Um segundo cenário seria a eleição de um candidato pouco crítico ao golpismo, como Marina ou mesmo Joaquinzão. Candidatos que apesar de críticas pontuais ficam em cima do muro em termos da quebra da legalidade constitucional e defendem muito ou parte da agenda golpista. Mas cujos eleitores, em sua maior parte querem o fim disso que aí está. Essa ambiguidade central levaria rapidamente a uma crise política aberta. Sem base partidária expressiva e sem ruptura com os golpistas, são governos que iriam, penso rapidamente à desmoralização. Com efeito, compor com os ruralistas para ter maioria parlamentar e negociar com uma maioria de deputados corrompidos seria enterrar as duas principais bandeiras de Marina – ambientalismo e nova política. Compor com o parlamento seria a desmoralização do Joaquinzão. O isolamento de seus governos seria relativamente rápido e veríamos de novo o semipresidencialismo ou a chegada de um “salvador da pátria”.
Último cenário: a vitória de um candidato vinculado ao golpe. Visto de hoje, isso só seria possível em eleições francamente manipuladas. É difícil pensar, além disso, que uma vitória de Alckmin, por exemplo, permitiria uma recomposição institucional ou mesmo um caminho centrista de governo. A maioria da câmara continuará sendo corrupta e seu apoio dependera da continuidade [se o preço não subir] do toma lá, dá cá. Sua dívida com os grupos que dominam o judiciário e a mídia será portentosa: sem seu apoio ostensivo dificilmente teria vencido as eleições.

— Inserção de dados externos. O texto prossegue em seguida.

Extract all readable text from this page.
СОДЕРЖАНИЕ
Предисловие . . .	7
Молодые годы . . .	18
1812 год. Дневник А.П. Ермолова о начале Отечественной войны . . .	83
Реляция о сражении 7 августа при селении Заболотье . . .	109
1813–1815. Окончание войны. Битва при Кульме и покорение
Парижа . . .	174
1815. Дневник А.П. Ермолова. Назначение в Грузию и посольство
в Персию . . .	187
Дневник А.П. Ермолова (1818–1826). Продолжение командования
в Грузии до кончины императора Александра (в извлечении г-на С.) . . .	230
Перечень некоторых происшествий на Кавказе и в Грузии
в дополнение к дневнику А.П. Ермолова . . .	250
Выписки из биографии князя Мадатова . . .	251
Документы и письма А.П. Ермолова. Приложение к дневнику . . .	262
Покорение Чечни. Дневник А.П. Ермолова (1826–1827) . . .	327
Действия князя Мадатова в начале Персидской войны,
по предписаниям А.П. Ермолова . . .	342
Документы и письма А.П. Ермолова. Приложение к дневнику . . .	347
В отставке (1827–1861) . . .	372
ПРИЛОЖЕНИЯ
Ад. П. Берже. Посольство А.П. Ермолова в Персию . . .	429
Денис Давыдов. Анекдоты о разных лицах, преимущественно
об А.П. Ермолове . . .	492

Apenas uma retomada efetiva da economia permitiria certo grau de autonomia ao grupo do novo presidente no contexto dos golpistas. Mas, mesmo se ocorrer, a brisa econômica terá muitos pais. Pois não seria Alckmin quem teria indicado o novo ministro da fazenda. Veremos apenas cada vez mais do que estamos vendo há três anos: uma política econômica austericida, mais privatizações, o fim da universidade gratuita, maior informalização do mercado de trabalho, entrega do patrimônio público e crescimento da pobreza.
A eleição de Bolsonaro poderia ser um quarto cenário? Penso que seu objetivo é, sobretudo ampliar a visibilidade política da extrema direita, propagar sua agenda e ampliar sua bancada. Terá possivelmente – como outros que vicejam nesse extremo, uma votação expressiva. Mas não acredito em possibilidade de eleição.